"La Cebolla de Las Cruces"

January 1, 2009

Animal Rights Advocates Call Shelter 'Holocaust'

For the third Tuesday in a row, area animal rights activists staged a silent demonstration protesting the increasing euthanasia rate of cats and dogs at the local animal shelter.

Wearing animal masks and carrying signs painted with slogans like Eat The Meat, Kill The Breeders, and ASCMV=Treblinka, the demonstrators have been peaceful and do not speak, but have been dispersing flyers, buttons, and stickers to passersby. The group's website is www.lcdeathcamp.com.

Last week, in a move that critics are calling "risky" and "offensive", demonstrators handed out brochures to the public stating the Animal Services Center of the Mesilla Valley (ASCMV) and the New Mexico Holocaust and Intolerance Museum in Albuquerque had joined forces to open a satellite museum in the Las Cruces shelter. The brochure stated the ASCMV was planning to change its name to Treblinka, the infamous World War II Nazi death camp, due to similarities in extermination methods.

The shelter has been frequently branded a "death camp" by the animal rights community, who suggest the solution lies in going to the source of the problem and educating or punishing the people allowing their pets to breed uncontrollably rather than euthanizing dozens of animals every day.

The ASCMV currently processes over 1,200 stray or abandoned animals every month ñ a very small number of which are adopted by area residents. The remainder are put to death by lethal injection or other method within 3 days of capture and buried in a mass grave in the Corralitos landfill.

"We are faced with the fact that there is a massive domestic animal overpopulation problem throughout New Mexico, especially in the Southern Doña Ana County region," explained ASCMV director Seth Tabasco-Mofar. "We believe education is crucial in exterminating the overpopulation problem and ending the killing."

Tabasco-Mofar had to cut our interview short after being informed that "some guy in a Dodge truck" had just dumped a box of 8 pit bull-Chihuahua mix puppies on the front doorstep of the shelter, and because there were no available cages the puppies had to be euthanized immediately.

Last November, the ASCMV came under more scrutiny after a local woman reported her cat missing, later learning the cat had been picked up by the City's "death squad", taken to the shelter, and killed in under five hours.
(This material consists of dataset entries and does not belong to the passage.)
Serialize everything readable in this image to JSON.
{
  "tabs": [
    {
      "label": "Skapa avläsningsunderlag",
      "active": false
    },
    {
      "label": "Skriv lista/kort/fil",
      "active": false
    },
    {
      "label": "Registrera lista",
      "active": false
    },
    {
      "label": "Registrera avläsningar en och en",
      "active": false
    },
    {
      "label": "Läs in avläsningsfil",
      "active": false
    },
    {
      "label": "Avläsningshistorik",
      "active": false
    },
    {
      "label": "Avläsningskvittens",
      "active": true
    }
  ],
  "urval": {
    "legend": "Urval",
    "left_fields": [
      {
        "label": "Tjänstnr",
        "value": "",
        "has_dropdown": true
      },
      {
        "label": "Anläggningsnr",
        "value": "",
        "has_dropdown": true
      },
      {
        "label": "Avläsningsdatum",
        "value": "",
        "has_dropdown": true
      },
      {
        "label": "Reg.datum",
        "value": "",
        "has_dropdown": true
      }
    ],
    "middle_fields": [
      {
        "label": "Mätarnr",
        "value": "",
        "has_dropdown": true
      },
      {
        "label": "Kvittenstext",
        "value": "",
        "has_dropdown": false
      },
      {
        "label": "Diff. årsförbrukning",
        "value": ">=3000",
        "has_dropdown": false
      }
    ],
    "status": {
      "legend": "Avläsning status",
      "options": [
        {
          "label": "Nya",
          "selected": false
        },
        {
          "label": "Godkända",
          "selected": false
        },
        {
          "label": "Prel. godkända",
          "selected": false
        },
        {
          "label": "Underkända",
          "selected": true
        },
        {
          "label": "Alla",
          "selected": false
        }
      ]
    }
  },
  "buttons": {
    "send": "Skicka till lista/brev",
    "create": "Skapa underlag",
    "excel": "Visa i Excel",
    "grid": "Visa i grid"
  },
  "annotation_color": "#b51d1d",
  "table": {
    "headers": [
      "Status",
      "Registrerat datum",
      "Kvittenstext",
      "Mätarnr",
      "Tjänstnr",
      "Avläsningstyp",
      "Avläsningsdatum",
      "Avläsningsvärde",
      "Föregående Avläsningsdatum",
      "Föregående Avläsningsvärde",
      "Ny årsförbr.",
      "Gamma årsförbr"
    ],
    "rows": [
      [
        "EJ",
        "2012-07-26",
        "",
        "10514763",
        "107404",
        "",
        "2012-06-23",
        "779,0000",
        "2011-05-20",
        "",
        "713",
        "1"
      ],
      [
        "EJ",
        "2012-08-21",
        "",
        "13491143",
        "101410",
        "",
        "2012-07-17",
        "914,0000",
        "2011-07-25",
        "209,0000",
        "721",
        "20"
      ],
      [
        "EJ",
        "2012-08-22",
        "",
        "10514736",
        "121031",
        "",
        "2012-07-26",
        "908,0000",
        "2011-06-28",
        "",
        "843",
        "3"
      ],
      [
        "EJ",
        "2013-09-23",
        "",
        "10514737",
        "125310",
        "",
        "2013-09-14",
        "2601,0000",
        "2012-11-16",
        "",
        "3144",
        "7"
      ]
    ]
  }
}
"I didn't even have the chance to go look for him," cried local woman and former cat owner Dolores Axelrod. "What is this place, like Treblinka or something?"

In another recent incident stemming from a complaint about a dog bite, the "death squad" removed a dog from its owner after it was decided the well-trained 6-year-old pet was actually a wild animal. The dog was euthanized and beheaded so its brain could be tested for rabies in a Santa Fe lab. The test came back negative, along with the cremated remains of the dog.

The City has taken a Catholic stance on the problem by suspending funding for a county-wide spay/neuter program that offered mobile and affordable sterilization services for pet owners unable to pay for private veterinary care. ASCMV is preparing for the predicted increase in abandoned animals by ramping up their euthanasia department to run 24 hours a day and by teaching volunteers how to kill cats and dogs.

The lcdeathcamp.com website outlines some suggestions in controlling the animal overpopulation problem: diligently punishing known animal breeders and hoarders, suspending food stamp benefits for people with pregnant dogs tied to trees on their property, processing the cat and dog meat "Chinese style" for human consumption, and letting stray animals run free so they can learn how to dodge traffic and live off dumpster scraps.